12 Feb / In the Cemetery of the Orange Trees by Jeff Talarigo [in Booklist]
Jeff Talarigo, a peripatetic global citizen whose spare, exquisite fiction also tends toward the international – Japan for The Pearl Diver (2004), the North Korean and Chinese border for The Ginseng Hunter (2008) – alchemizes his time in Gaza into this affecting novel in loosely linked stories. An unnamed American finds himself welcomed into a local’s home in Jabaliya, the Gaza Strip’s largest refugee camp: “I trust your eyes,” Fayez explains as they walk down the aptly named School Street. Thus begins the American’s education in the occupied Palestinian experience, through history, memories, myths, and parables shared by those who stay, and those who somehow leave.
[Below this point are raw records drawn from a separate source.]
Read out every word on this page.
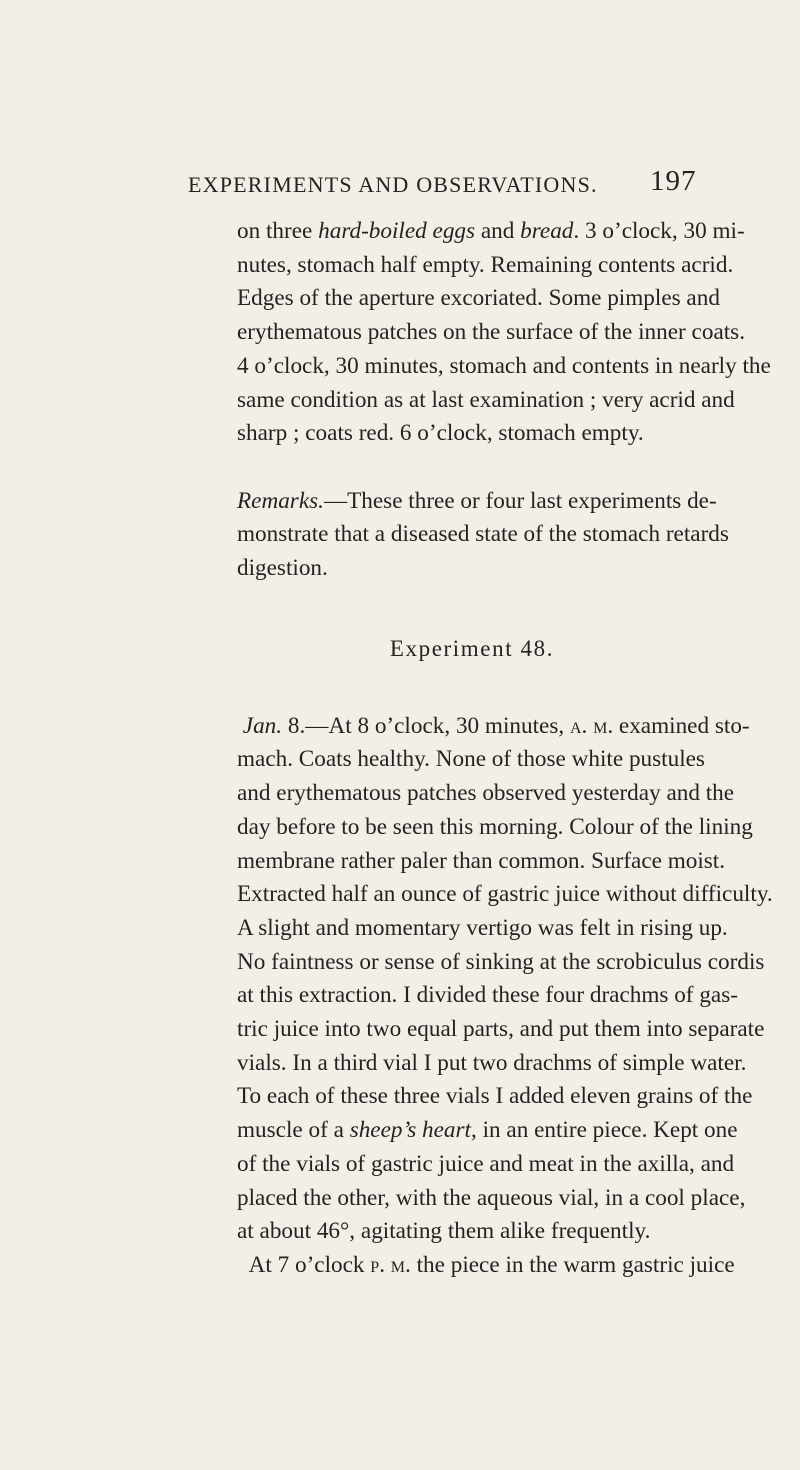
EXPERIMENTS AND OBSERVATIONS. 197
on three hard-boiled eggs and bread. 3 o’clock, 30 mi-
nutes, stomach half empty. Remaining contents acrid.
Edges of the aperture excoriated. Some pimples and
erythematous patches on the surface of the inner coats.
4 o’clock, 30 minutes, stomach and contents in nearly the
same condition as at last examination ; very acrid and
sharp ; coats red. 6 o’clock, stomach empty.
Remarks.—These three or four last experiments de-
monstrate that a diseased state of the stomach retards
digestion.
Experiment 48.
Jan. 8.—At 8 o’clock, 30 minutes, a. m. examined sto-
mach. Coats healthy. None of those white pustules
and erythematous patches observed yesterday and the
day before to be seen this morning. Colour of the lining
membrane rather paler than common. Surface moist.
Extracted half an ounce of gastric juice without difficulty.
A slight and momentary vertigo was felt in rising up.
No faintness or sense of sinking at the scrobiculus cordis
at this extraction. I divided these four drachms of gas-
tric juice into two equal parts, and put them into separate
vials. In a third vial I put two drachms of simple water.
To each of these three vials I added eleven grains of the
muscle of a sheep’s heart, in an entire piece. Kept one
of the vials of gastric juice and meat in the axilla, and
placed the other, with the aqueous vial, in a cool place,
at about 46°, agitating them alike frequently.
At 7 o’clock p. m. the piece in the warm gastric juice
As children learn, “It is in the cemetery of the orange trees that we keep alive our story.” So, too, the American absorbs the tales of a man whose wife births a goat, that goat’s fate as witnessed by his “night guardian,” a fratricidal hawk, a fatherless boy obsessed with photographs of the dead, a book-ingesting man, a birthday boy’s encounter with a young lion, the Gaza Zoo’s animals and the single veterinarian who cares for them. “There is so much the American does not know,” Talarigo presses, adding further urgency with stinging, ruthless lessons – ironically, so gorgeously rendered – that deserve immediate empathic attention.